Adele nodded. “Did she say anything? Besides that she was off to see friends?”
“No,” said the old man. “She said goodnight is all. But…” Here, his fingers gripped the sawhorse even tighter. “Perhaps it isn’t my place to say… But—but—”
“—just tell her, Bernard,” the woman snapped.
“I do not mean to cause anyone trouble,” the old man said.
Adele prompted him with a tilt of her eyebrows. “But…”

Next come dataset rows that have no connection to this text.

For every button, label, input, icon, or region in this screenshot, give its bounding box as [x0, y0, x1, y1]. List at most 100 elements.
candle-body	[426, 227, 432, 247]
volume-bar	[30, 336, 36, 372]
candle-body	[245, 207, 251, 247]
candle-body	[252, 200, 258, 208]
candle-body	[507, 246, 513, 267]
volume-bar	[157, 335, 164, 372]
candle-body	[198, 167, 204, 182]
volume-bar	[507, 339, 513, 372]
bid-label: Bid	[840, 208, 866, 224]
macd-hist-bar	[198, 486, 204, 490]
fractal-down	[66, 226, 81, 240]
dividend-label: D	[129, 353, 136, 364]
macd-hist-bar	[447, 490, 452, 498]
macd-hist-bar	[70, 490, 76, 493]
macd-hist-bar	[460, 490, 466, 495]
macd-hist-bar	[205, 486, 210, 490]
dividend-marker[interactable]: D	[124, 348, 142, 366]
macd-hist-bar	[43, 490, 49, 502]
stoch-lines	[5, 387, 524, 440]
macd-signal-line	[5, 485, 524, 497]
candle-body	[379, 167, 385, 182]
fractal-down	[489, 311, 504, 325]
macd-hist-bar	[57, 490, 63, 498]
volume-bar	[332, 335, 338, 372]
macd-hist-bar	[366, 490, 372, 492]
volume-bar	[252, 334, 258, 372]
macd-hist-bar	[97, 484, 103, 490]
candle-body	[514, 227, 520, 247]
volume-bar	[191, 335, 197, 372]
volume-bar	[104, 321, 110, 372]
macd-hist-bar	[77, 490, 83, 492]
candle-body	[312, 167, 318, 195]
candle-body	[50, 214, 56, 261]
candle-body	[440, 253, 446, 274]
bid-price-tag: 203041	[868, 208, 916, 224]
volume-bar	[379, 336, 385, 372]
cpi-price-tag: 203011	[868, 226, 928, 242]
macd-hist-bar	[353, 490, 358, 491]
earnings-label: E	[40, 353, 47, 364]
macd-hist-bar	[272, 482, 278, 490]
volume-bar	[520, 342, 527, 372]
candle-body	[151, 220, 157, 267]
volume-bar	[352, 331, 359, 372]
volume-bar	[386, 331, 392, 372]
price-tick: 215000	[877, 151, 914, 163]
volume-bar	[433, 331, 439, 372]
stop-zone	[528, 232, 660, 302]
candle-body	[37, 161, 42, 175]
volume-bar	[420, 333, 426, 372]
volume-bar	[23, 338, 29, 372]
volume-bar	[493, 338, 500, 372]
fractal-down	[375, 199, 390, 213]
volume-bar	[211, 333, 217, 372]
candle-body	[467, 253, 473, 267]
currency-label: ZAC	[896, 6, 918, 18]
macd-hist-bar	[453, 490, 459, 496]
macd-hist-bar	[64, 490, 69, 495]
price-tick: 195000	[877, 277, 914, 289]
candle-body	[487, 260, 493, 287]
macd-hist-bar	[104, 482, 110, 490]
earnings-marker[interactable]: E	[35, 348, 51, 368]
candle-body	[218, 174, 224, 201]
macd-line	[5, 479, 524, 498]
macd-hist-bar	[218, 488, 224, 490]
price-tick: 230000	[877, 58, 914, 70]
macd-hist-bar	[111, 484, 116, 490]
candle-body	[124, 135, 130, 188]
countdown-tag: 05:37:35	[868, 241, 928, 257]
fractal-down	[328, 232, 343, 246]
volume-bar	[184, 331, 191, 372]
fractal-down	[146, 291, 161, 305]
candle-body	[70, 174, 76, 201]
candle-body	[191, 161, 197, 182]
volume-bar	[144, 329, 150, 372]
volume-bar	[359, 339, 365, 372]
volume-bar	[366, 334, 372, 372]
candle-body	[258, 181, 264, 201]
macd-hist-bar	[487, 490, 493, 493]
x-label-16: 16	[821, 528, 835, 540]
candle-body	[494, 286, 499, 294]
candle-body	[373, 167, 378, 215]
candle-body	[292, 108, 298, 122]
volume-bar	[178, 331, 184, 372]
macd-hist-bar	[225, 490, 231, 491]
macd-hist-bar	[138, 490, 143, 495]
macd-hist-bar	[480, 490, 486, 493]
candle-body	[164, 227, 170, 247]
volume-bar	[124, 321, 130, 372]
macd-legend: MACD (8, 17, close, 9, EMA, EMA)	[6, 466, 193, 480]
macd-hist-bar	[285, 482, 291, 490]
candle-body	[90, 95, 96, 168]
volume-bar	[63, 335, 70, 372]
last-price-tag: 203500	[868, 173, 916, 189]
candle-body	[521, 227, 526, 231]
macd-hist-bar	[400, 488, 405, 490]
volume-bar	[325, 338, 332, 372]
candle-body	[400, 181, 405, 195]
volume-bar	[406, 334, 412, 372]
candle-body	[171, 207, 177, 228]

“But I saw someone following her. Maybe he was just going the same way… I do not know. But—like I said—I do not wish to cause anyone trouble. However, after hearing what happened to her… I mean, at the time I didn’t think anything of it. But now, maybe if I had said something.” The old man trailed off and leaned back from the sawhorse, pressing up against his wife in a protective sort of posture.
The wizened woman looped her hand back through his arm and rubbed affectionately at his wrist in a calming gesture.
Adele, though, for her part, felt anything but calm. She tried to keep her tone in check, but found it difficult with her pulse pounding in her ears. “You saw someone following her? You’re sure?”
“Yes,” said the woman at once.
“Well,” said the man, “he may have simply been going the same direction. Like I said, I don’t wish to cause any—”
“Sir, if I may, you’re not causing any trouble,” said Adele, quickly. She inhaled slowly through her nose, trying to steady herself. She could hear the accent in her words the more excited she got. Now wasn’t the time to announce to these two citizens that she hailed from beyond Paris. With folk like these it would only complicate the situation. So she inhaled again, and then, her words pressing on the silence between them, she said, “Tell me exactly what you saw.”